In brief
- Strategy’s Stretch (STRC) may be volatile, but it’s far from the stablecoin that underpinned Terra’s ecosystem, according Benchmark-StoneX’s Mark Palmer.
- The Bitcoin-buying firm’s flagship preferred stock is designed to trade at a certain level, but it’s incapable of “depegging” in a technical sense, he wrote.
- STRC fell as low as $82.53 last week, and on Monday, it recovered some losses to close around $88.65.
Strategy’s Stretch (STRC) is facing notable pressure, but it doesn’t resemble the stablecoin that brought crypto to its knees in 2022, according to Benchmark-StoneX’s Mark Palmer.
Although the Bitcoin-buying firm’s flagship preferred stock evoked painful memories as it drifted to record lows last week, comparisons between it and Terra’s collapsed ecosystem remain “fundamentally misguided,” the investment bank’s analyst shared in a Monday note.
Palmer argued that STRC’s weakness has “fueled alarmist commentary across social media,” overlooking core differences between the dividend-paying product and two tokens, TerraUSD and LUNA, which erased $40 billion in market cap as they plummeted years ago.
“STRC is not a stablecoin,” Palmer underscored. “It is not backed by an algorithmic arbitrage mechanism, and it is not dependent on confidence in a reflexive token structure.”

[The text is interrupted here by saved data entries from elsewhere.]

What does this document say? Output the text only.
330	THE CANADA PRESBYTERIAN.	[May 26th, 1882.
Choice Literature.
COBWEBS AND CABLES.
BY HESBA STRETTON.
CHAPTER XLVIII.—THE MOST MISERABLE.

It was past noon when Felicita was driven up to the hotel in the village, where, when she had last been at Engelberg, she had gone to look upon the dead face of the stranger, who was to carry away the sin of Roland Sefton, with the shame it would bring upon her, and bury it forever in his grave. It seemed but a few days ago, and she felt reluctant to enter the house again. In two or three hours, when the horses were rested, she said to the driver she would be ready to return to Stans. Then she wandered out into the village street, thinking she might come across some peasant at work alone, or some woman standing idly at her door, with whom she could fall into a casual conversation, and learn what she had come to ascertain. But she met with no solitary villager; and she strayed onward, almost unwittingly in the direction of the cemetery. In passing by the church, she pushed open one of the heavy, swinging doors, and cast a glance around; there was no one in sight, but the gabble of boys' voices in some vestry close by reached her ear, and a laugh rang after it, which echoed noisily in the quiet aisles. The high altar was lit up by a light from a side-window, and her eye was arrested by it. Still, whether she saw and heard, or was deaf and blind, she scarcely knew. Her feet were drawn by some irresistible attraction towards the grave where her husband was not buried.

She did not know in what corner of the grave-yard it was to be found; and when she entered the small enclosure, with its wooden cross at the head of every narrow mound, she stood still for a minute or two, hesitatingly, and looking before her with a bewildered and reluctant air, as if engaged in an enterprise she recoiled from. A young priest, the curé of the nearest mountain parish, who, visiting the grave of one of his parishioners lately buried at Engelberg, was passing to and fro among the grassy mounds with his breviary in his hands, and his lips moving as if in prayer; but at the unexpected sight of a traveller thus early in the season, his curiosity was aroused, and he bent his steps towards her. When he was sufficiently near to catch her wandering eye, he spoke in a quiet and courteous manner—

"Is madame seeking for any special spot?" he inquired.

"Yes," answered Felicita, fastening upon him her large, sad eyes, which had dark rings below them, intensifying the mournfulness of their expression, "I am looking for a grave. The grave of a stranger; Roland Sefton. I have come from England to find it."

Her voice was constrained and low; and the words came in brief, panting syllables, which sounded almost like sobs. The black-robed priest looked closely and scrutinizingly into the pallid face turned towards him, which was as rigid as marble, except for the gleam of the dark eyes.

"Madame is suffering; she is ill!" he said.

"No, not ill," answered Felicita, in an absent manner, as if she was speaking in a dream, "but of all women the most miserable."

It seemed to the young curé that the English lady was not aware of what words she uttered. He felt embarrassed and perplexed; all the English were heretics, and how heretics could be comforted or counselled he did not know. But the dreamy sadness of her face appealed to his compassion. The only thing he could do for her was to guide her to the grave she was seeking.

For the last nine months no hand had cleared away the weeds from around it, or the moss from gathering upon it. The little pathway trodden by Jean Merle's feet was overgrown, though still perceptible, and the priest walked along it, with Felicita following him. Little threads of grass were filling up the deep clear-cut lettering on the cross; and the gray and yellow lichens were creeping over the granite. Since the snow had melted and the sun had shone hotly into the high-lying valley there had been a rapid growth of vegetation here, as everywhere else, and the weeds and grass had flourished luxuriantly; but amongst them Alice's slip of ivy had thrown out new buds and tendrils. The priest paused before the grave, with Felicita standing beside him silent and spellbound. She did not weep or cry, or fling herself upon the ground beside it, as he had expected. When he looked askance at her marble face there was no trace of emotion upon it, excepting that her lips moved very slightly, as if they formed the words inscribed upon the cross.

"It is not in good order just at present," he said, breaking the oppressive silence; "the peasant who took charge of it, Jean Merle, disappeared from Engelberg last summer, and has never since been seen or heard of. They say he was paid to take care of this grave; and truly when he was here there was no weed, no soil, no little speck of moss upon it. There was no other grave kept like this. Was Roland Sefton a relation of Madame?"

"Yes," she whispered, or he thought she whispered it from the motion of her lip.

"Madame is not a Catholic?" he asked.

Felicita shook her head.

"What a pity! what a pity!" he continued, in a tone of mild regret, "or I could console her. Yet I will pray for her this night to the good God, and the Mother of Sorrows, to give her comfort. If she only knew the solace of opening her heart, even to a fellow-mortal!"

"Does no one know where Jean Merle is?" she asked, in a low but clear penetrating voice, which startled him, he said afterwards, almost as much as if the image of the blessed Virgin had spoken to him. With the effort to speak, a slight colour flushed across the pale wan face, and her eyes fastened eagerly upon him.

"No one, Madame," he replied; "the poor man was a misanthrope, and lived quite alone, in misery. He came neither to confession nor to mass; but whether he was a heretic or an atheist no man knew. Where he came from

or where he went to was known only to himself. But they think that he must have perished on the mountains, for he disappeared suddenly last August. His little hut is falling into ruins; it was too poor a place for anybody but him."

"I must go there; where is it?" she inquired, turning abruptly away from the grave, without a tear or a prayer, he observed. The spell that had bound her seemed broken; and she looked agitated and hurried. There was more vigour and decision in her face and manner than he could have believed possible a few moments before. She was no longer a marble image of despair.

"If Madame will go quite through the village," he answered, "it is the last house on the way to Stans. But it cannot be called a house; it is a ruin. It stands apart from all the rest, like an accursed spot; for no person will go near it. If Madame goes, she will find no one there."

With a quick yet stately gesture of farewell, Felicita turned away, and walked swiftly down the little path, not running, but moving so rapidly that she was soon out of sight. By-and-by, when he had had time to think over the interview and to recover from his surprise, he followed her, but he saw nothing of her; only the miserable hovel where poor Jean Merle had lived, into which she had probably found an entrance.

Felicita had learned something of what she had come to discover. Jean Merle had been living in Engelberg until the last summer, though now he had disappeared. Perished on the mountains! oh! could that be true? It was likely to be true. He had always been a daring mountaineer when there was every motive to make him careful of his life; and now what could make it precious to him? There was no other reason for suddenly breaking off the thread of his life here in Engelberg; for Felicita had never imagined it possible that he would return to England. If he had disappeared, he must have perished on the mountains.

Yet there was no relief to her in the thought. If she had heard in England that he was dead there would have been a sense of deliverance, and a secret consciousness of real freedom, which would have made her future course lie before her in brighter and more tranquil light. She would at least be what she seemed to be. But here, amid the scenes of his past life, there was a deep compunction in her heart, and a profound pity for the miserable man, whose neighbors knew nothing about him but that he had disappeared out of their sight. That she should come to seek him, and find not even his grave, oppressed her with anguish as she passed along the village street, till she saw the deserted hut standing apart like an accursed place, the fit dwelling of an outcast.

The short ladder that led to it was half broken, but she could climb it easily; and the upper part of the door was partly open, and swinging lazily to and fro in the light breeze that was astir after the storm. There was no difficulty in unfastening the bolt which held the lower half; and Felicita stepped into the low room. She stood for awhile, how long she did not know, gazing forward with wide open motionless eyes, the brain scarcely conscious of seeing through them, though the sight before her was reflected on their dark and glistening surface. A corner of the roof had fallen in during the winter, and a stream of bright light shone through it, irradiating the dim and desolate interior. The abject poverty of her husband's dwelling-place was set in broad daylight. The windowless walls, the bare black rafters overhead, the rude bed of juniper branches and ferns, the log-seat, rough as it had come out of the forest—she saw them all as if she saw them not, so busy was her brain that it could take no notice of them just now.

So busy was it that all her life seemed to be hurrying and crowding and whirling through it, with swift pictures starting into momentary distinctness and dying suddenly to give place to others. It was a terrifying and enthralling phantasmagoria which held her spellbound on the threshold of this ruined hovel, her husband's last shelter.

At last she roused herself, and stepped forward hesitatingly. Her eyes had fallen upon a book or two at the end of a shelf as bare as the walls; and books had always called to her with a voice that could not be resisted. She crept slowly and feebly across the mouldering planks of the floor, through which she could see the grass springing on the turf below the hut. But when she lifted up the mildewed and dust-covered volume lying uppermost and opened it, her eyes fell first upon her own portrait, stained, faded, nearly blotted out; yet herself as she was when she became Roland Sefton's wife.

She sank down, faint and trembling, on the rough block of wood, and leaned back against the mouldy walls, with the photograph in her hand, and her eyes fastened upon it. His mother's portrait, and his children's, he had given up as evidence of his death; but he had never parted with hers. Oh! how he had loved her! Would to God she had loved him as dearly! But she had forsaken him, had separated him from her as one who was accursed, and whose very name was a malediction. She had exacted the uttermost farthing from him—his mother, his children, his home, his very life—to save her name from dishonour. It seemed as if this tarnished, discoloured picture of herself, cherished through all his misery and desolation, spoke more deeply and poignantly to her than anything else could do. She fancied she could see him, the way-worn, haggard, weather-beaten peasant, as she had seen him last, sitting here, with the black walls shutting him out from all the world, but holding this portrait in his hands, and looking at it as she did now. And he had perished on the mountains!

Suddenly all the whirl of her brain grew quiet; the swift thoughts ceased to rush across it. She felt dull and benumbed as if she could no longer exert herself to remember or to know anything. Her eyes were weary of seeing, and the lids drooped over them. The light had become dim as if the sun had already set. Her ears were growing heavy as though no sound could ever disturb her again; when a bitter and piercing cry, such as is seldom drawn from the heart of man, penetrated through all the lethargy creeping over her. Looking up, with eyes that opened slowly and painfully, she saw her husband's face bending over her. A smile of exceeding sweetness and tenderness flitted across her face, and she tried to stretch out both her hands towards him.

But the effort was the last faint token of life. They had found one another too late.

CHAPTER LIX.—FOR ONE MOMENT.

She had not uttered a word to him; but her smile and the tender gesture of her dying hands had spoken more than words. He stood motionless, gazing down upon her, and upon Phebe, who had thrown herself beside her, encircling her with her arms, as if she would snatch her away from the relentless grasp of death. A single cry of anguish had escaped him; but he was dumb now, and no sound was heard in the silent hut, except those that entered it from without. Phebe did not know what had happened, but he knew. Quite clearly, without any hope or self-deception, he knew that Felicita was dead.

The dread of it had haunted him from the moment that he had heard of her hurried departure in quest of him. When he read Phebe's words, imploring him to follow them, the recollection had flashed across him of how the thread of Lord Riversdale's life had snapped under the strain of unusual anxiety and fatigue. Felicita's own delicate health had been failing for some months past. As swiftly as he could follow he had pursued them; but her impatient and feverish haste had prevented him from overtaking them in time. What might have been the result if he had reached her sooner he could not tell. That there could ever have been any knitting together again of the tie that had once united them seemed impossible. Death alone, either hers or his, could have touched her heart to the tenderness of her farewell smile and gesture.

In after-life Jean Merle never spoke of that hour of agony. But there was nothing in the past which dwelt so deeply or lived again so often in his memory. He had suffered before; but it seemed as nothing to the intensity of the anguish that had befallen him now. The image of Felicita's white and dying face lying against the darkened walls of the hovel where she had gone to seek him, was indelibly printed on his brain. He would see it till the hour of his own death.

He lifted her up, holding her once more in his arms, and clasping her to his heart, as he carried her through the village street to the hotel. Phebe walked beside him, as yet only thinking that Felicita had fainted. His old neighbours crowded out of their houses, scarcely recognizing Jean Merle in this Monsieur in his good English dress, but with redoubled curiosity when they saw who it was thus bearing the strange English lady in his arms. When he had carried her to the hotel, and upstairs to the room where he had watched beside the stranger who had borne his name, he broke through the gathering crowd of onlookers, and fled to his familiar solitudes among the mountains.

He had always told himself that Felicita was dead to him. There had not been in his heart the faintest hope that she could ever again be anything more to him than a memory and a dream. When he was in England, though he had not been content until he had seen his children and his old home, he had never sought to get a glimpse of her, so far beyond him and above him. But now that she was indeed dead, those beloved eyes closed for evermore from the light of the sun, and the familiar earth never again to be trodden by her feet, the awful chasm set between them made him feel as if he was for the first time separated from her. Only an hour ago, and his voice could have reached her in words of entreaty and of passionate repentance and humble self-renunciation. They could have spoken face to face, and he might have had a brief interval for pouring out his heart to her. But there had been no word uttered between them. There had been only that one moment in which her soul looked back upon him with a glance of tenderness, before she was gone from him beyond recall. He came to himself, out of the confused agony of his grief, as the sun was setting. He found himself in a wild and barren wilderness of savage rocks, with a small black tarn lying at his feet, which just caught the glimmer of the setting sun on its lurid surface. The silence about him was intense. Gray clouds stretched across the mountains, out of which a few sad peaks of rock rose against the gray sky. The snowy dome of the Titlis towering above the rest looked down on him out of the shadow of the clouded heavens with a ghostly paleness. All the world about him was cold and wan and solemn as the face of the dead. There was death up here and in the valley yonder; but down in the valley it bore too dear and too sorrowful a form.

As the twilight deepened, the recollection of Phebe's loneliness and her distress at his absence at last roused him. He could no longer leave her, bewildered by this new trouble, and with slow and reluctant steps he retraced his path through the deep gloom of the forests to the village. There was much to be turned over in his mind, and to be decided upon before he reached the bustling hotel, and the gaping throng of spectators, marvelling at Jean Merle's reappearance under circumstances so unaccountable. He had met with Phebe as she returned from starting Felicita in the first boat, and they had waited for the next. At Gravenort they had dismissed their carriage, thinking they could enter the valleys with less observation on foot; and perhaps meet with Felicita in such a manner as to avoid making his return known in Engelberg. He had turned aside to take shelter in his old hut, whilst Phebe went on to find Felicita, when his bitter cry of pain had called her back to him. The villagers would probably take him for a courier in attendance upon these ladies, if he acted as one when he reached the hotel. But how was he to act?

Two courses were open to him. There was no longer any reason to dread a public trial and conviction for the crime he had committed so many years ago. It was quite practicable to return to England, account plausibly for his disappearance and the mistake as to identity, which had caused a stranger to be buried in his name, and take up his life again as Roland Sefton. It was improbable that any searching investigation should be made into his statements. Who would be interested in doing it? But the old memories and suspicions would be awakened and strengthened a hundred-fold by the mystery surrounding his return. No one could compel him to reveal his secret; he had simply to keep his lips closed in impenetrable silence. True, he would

Most stablecoins are backed by a combination of cash and U.S. Treasuries, but TerraUSD attempted to break that mold without any hard reserves, relying instead on a novel “mint-and-burn” framework with its sister token, LUNA, to artificially maintain its peg.
STRC, conversely, is indirectly backed by Strategy’s Bitcoin holdings. The Tysons Corner, Virginia-based firm signaled on Monday that it now owns 847,363 Bitcoin, a sum valued at $54.5 billion with the digital asset changing hands around $64,400.
As Terra’s ecosystem unwound, TerraUSD “depegged,” losing parity with the U.S. dollar as investors swiftly lost confidence in the protocol’s ability to remain stable. The project’s Anchor Protocol was famously known for offering a 20% annual percentage yield on deposits.
That same language was used in relation to STRC’s weakness on Thursday, as the product, which currently offers an 11.5% annual dividend, fell as low as $82.53. On Monday, the preferred stock closed flat at $88.65, or around 11.3% below its $100 par value, according to Yahoo Finance.
STRC, Palmer noted, is engineered to trade around the $100 mark, but its price has been cyclical since it debuted less than a year ago. When STRC trades at or above that threshold, Strategy issues more shares and uses the proceeds to purchase more Bitcoin.
The product has lingered below its $100 par value for several weeks, and some analysts now anticipate that the company will seek to increase the product’s dividend rate in an attempt to support its recovery back toward that level.
There are other levers that Strategy can pull as well. For example, the Bitcoin-buying firm has accumulated cash for three straight weeks, topping off its USD reserve as a way to communicate to preferred stockholders that dividend payments will continue flowing.
When STRC trades below the $100 mark, its ability to purchase Bitcoin may be constrained, but that doesn’t mean there’s a fundamental problem, Palmer wrote.
“There is a meaningful difference between stating that Strategy’s preferred stock funding engine has become less efficient,” he said, “and asserting that the company’s overall model is broken, as some of its detractors have suggested.”
The investment bank reaffirmed its $570 price target for Strategy. The forecast is far above the multi-year high of $457 that the company’s shares soared to in October.
On Monday, Strategy shares fell 2.8% to $109. The performance added to a negative streak, with the company’s stock price falling for a fifth straight trading day.